The turnout stunned election officials in many areas.

"This is big. Real big," said election judge Lowell Webb.

By 11:30 a.m., more than 400 people had already voted at his precinct – just to the north of the University of Pennsylvania and Drexel University. Nearly 200 others, mostly student-age voters, were in line waiting to cast ballots. Compare this to 2004, when 736 voted at the polling site.

Webb said he had worked 35 years as an election official and had never seen a turnout of this magnitude.

The turnout in part was spurred by voter registration drives at the two universities. The precinct registration was more than double 2004 – when Bush received 24 percent of the vote at that polling station.

Precincts across the city told much the same story.

About three miles to the north in a middle-class, high-rise apartment at the northwestern edge of Philadelphia's border with Bala Cynwyd, 140 people had voted before 11 am. In 2004, only 217 voters cast ballots – 79 percent of them Democratic. Election Judge Michaela Hinton-Graham said voters were waiting for her at 6 a.m., an hour before polls opened.

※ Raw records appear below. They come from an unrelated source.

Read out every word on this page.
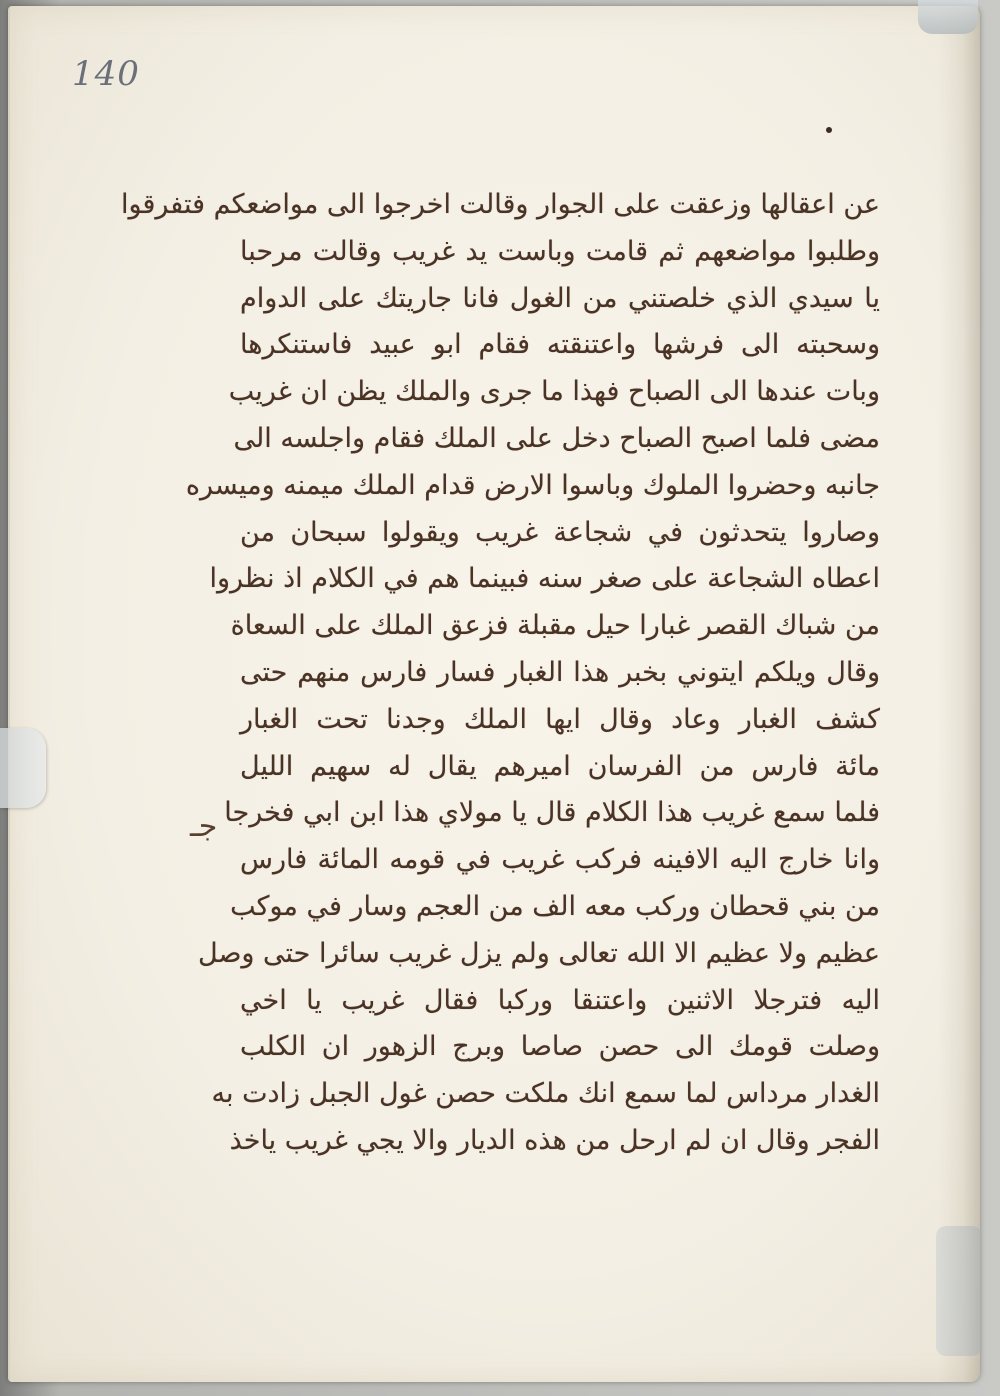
140
جـ
عن اعقالها وزعقت على الجوار وقالت اخرجوا الى مواضعكم فتفرقوا
وطلبوا مواضعهم ثم قامت وباست يد غريب وقالت مرحبا
يا سيدي الذي خلصتني من الغول فانا جاريتك على الدوام
وسحبته الى فرشها واعتنقته فقام ابو عبيد فاستنكرها
وبات عندها الى الصباح فهذا ما جرى والملك يظن ان غريب
مضى فلما اصبح الصباح دخل على الملك فقام واجلسه الى
جانبه وحضروا الملوك وباسوا الارض قدام الملك ميمنه وميسره
وصاروا يتحدثون في شجاعة غريب ويقولوا سبحان من
اعطاه الشجاعة على صغر سنه فبينما هم في الكلام اذ نظروا
من شباك القصر غبارا حيل مقبلة فزعق الملك على السعاة
وقال ويلكم ايتوني بخبر هذا الغبار فسار فارس منهم حتى
كشف الغبار وعاد وقال ايها الملك وجدنا تحت الغبار
مائة فارس من الفرسان اميرهم يقال له سهيم الليل
فلما سمع غريب هذا الكلام قال يا مولاي هذا ابن ابي فخرجا
وانا خارج اليه الافينه فركب غريب في قومه المائة فارس
من بني قحطان وركب معه الف من العجم وسار في موكب
عظيم ولا عظيم الا الله تعالى ولم يزل غريب سائرا حتى وصل
اليه فترجلا الاثنين واعتنقا وركبا فقال غريب يا اخي
وصلت قومك الى حصن صاصا وبرج الزهور ان الكلب
الغدار مرداس لما سمع انك ملكت حصن غول الجبل زادت به
الفجر وقال ان لم ارحل من هذه الديار والا يجي غريب ياخذ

Three hours after the polls opened at a Germantown neighborhood polling site for the Waterview Recreation Center, 402 people from the two precincts casting ballots there had already voted – despite a voting machine breakdown early in the morning, said election clerk Mora Adams.

In the 2004 election, 796 voters cast ballots in the Waterview site – more than 95 percent of them for then-Democratic Presidential candidate John Kerry. Adams said the turnout was the highest she'd seen in the precinct since Philadelphia's first black mayor, W. Wilson Goode, was elected in 1982.